Thomas Miller (died in October 1685) was the acting colonial governor of North Carolina for about six months in 1677 during the absence of the official governor Thomas Eastchurch. During Miller's government, the Anti-Proprietors, led by John Culpeper, provoked the Culpeper's Rebellion.

== Career ==

=== Early years ===
Miller, originally a merchant and apothecary in Ireland, emigrated to North Carolina and settled in Albemarle County in 1673, where he secured leadership of the proprietary political faction. Miller was later jailed for blasphemy, treason, and loathing towards the Lords Proprietors, although the Virginia Council acquitted him in May 1676. After the trial, he travelled with Thomas Eastchurch to London, England, where they convinced the Lords Proprietors that Eastchurch should govern Albemarle County. Miller was granted the titles of council member, secretary, and customs collector. In 1677, Miller and Eastchurch travelled to Albemarle.

=== Government in Albemarle ===
Shortly after that, Eastchurch appointed Miller as the Interim Governor and President of the Executive Council of Albemarle, having obtained a commission. Miller was nominated because after leaving London and embarking again to North Carolina together with Eastchurch, they had to stop temporarily at Nevis Island in the Caribbean. Eastchurch met and married a woman on the island before eventually returning to North Carolina and spending his honeymoon there. During his absence, Miller occupied his place in the government of the county, being elected by Eastchurch because he was his fellow proprietary and travelling companion. Miller arrived in Albemarle in July 1677 and claimed the government of Albemarle county. During his role he punished the anti-proprietors for several offences which they had apparently committed. He also increased taxes and diverted public money in order to cover the salary of his armed guards. Miller jailed Zachariah Gillam for customs violations and he also tried to jail George Durant, the leader of the anti-proprietary faction, which led to the Culpeper's Rebellion against him in Albemarle.

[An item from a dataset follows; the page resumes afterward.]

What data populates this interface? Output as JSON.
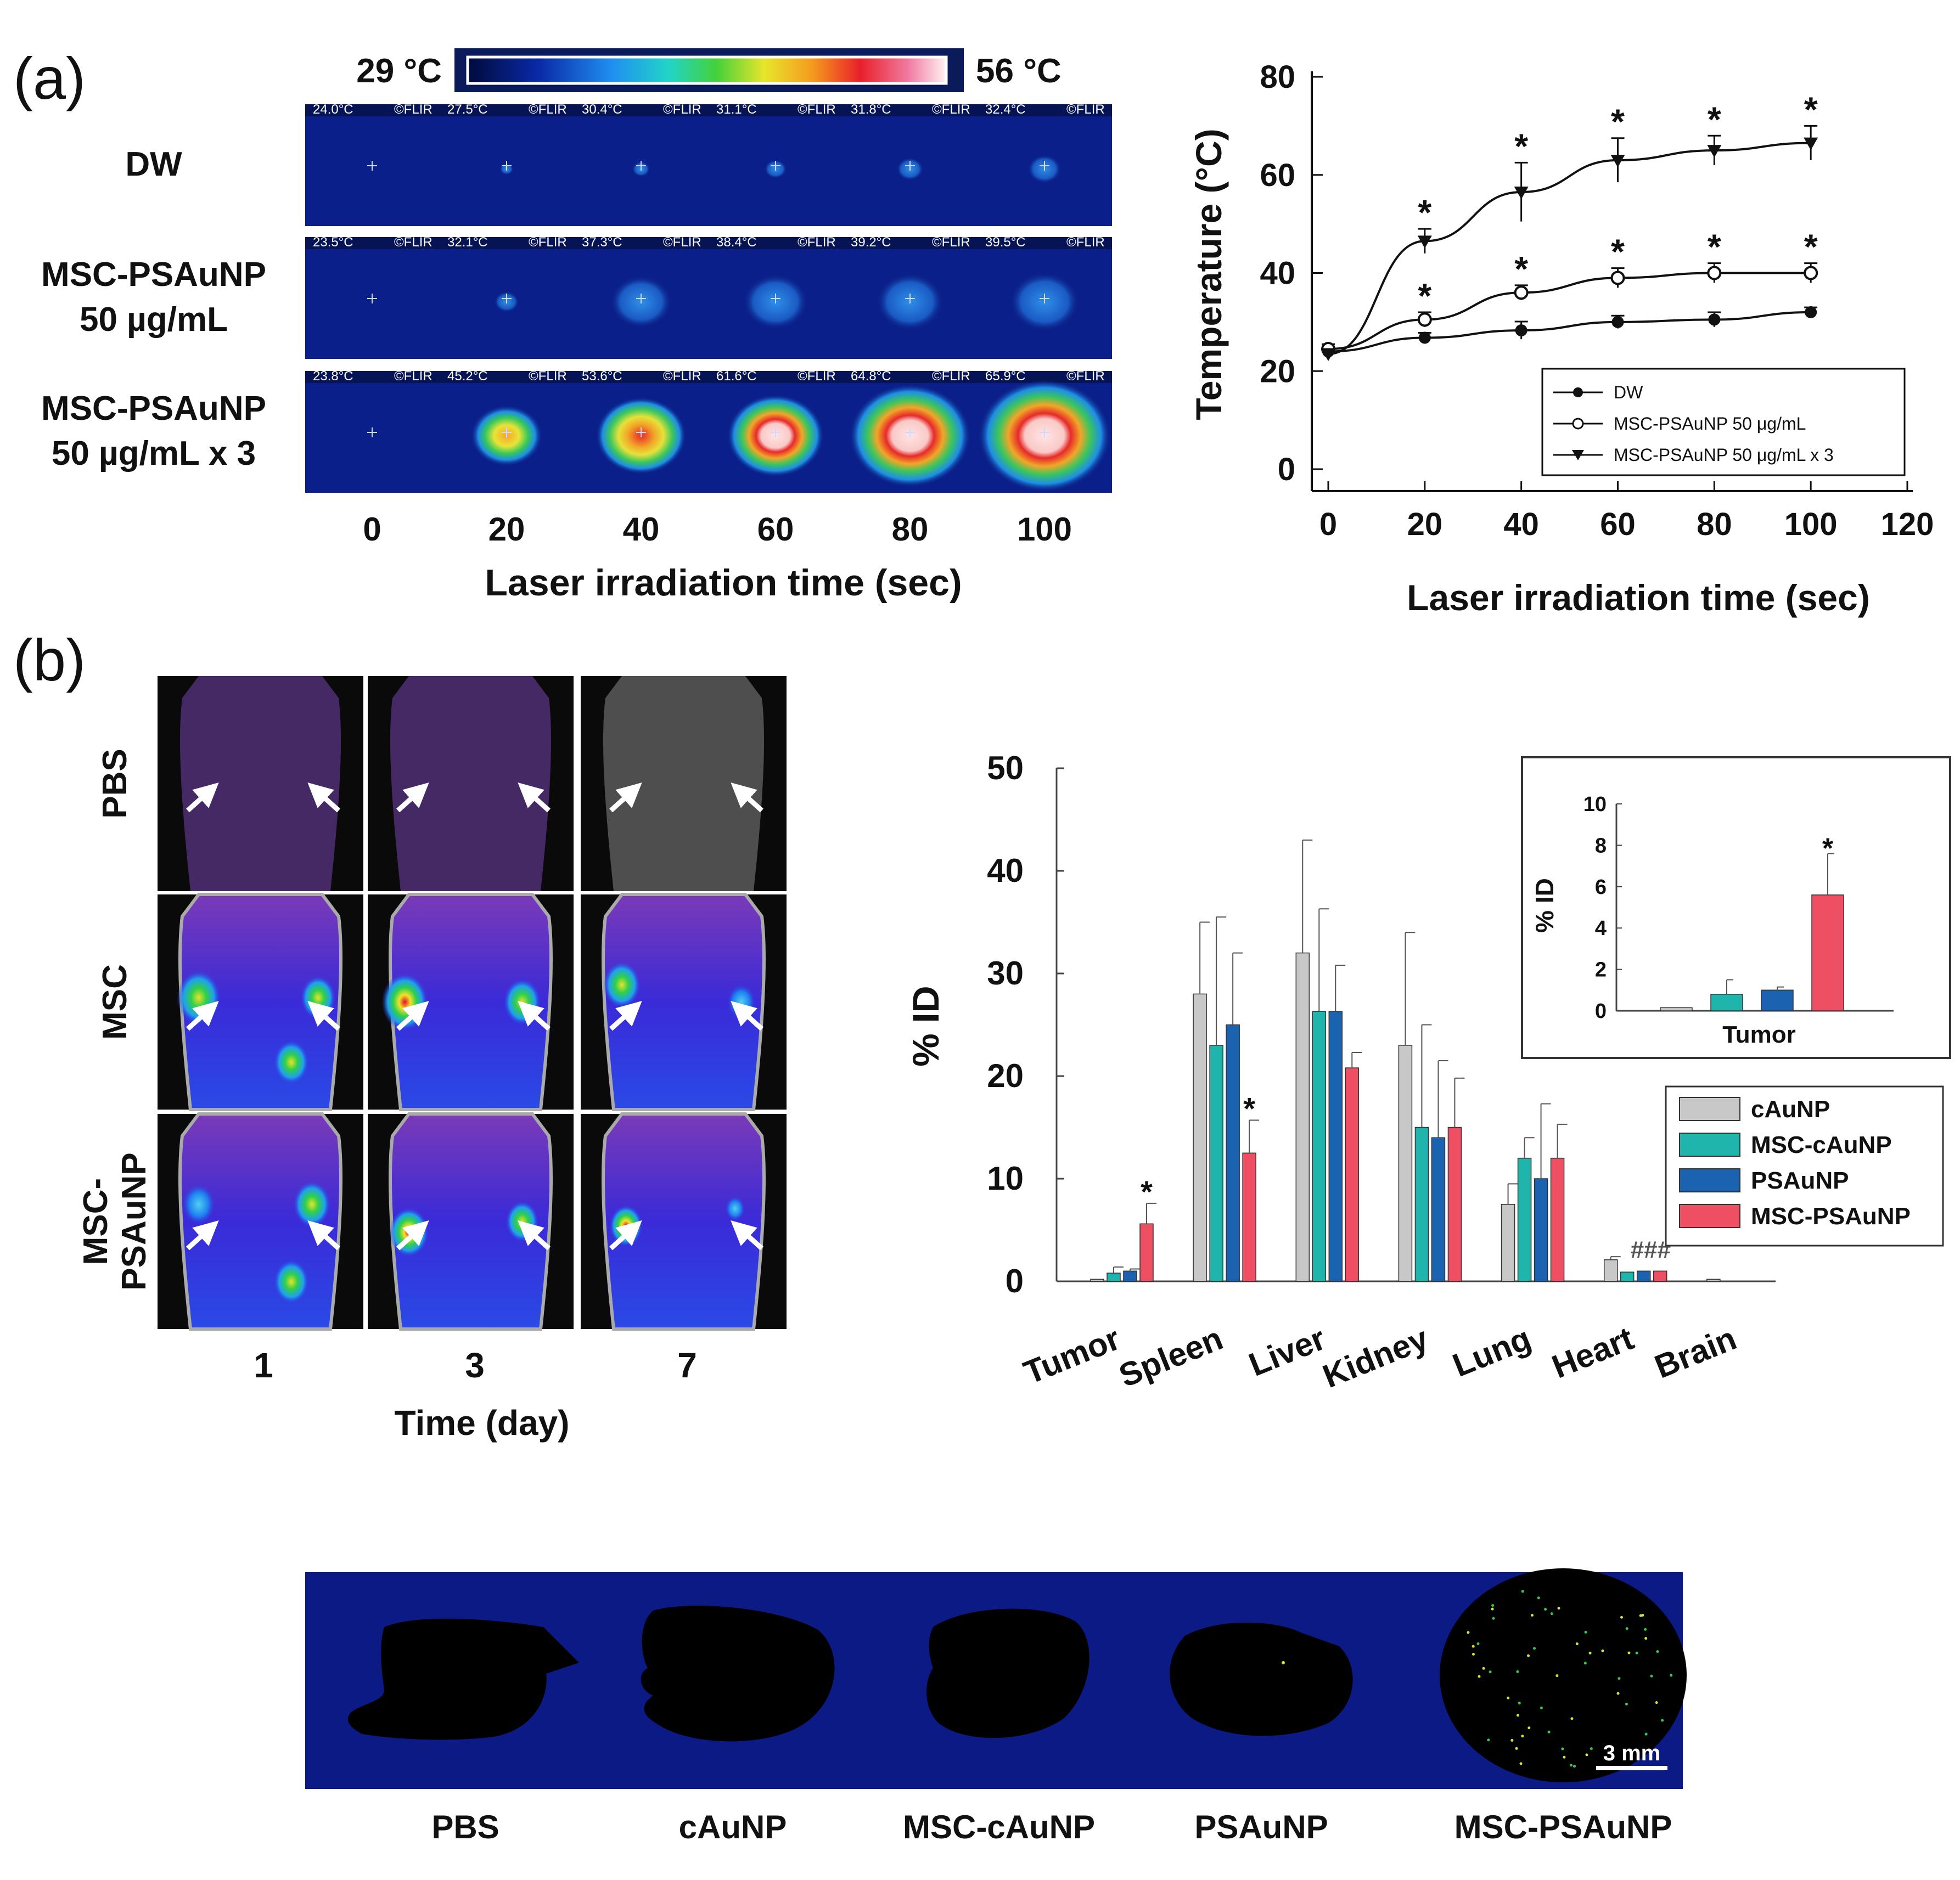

=== Culpeper's Rebellion and consequences ===
The revolt began when Thomas Miller was apprehended by his opponents and imprisoned in a log house of about 10 or 11 square feet, that had been purposely built for him.

Although Eastchurch arrived in Virginia in December 1678, he could not occupy the position of governor of Albemarle because of the developing revolution there. He demanded that the settlers should surrender their weapons, and that all prisoners should be released. Furthermore, he recommended that a delegation should be formed with the aim of teaching those who visited Virginia the origin of the popular revolt, and that Miller's government was to be restored.

Although Eastchurch's demands were rejected, he was able to stop the advancement of the trial developing against Miller. Therefore; although he remained in prison for two years until his friends broke him out, his execution was avoided. Miller travelled to London to complain to the Lords Proprietors, the Commissioners of Customs, and the Privy Council about the events that had happened. Because of this, the leaders of Culpeper's Rebellion, Zachariah Gillam and John Culpeper, were jailed after their arrival in London, although Gillam was released from jail because of the lack of evidence to prove the charges. Culpeper himself was later absolved of his treason. As compensation, the royal treasury paid Thomas Miller.

=== Last years ===
In March 1681, he was appointed customs collector in Poole, England. However, in July 1682, he was fired from this position and incarcerated for embezzlement. He later died in prison sometime in October 1685.